According to a recent publication by two Constitutional scholars, Donald J. Trump is ineligible to be President of the United States, because of the Constitutional prohibition under Section 3 of the 14th amendment, which bars anyone from elected office who has “engaged in” or “given aid or comfort” to an “insurrection or rebellion.”
The scholars—William Baude of the University of Chicago and Michael Stokes Paulsen of the University of St. Thomas—argue in a law review article that Trump’s attempted coup d’etat “automatically” disqualifies him.
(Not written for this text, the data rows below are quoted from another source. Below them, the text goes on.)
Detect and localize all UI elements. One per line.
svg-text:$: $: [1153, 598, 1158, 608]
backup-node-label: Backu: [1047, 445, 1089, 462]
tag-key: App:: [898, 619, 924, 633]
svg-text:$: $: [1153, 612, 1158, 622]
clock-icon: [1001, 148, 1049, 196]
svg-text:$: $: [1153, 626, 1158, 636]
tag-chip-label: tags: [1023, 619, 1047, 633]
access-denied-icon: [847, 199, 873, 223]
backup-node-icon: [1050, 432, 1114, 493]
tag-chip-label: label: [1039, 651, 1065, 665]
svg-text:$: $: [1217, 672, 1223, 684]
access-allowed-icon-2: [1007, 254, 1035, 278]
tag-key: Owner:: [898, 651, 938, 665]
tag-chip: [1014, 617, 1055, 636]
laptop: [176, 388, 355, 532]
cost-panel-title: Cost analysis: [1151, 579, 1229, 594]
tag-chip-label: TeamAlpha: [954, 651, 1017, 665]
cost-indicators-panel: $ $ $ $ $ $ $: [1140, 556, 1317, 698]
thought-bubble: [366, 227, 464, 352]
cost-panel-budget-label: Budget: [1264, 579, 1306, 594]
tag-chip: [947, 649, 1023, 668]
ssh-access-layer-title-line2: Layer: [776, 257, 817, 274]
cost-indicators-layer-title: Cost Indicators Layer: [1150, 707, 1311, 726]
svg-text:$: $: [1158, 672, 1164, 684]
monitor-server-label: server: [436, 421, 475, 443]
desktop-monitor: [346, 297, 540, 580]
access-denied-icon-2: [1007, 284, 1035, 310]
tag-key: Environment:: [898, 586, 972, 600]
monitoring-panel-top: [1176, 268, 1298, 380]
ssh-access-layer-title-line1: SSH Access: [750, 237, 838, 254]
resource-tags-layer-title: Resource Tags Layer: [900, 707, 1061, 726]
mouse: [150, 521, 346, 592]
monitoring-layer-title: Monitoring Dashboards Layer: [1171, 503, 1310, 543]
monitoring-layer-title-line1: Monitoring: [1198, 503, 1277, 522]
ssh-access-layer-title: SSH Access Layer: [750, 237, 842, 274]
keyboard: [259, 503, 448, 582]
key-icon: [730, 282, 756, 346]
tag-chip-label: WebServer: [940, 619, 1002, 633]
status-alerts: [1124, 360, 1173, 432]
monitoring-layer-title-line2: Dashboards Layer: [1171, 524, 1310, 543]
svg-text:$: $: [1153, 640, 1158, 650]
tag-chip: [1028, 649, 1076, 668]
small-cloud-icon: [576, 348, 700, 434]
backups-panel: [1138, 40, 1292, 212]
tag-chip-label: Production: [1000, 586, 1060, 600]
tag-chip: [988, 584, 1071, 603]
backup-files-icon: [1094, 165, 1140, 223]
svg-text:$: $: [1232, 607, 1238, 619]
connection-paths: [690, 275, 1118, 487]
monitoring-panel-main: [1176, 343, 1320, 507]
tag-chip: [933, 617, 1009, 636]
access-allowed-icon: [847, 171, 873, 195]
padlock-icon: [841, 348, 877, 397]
The scholars say that “every official, state or federal, who oversees elections has the authority to bar Trump from the ballot.
Baude and Paulsen are not Biden-loving partisans, according to Matt Ford in “The New Republic.” They belong to the Federalist Society, the powerful right wing organization that helped stock the Supreme Court with conservatives.
Section 3 addressed the problem of Southern states sending Confederate official to Washington D.C. after the Civil War. The terms “insurrection” and “rebellion” should apply to “only the most serious of uprisings against the government.”
Baude and Paulsen’s “powerfully argued” case reaches the “obvious conclusion” that Trump tried mightily in several extra-legal ways to overturn an election he had clearly lost. Thus, he “engaged in insurrection and rebellion and gave aid and comfort to other who did the same.”
Legally, the argument is “very compelling,” said Zack Beauchamp in “Vox.” However, MAGA Republicans might well react with violence to a Supreme Court that might agree with Article 14, Section 3, making January 6th into a prelude to more disaster.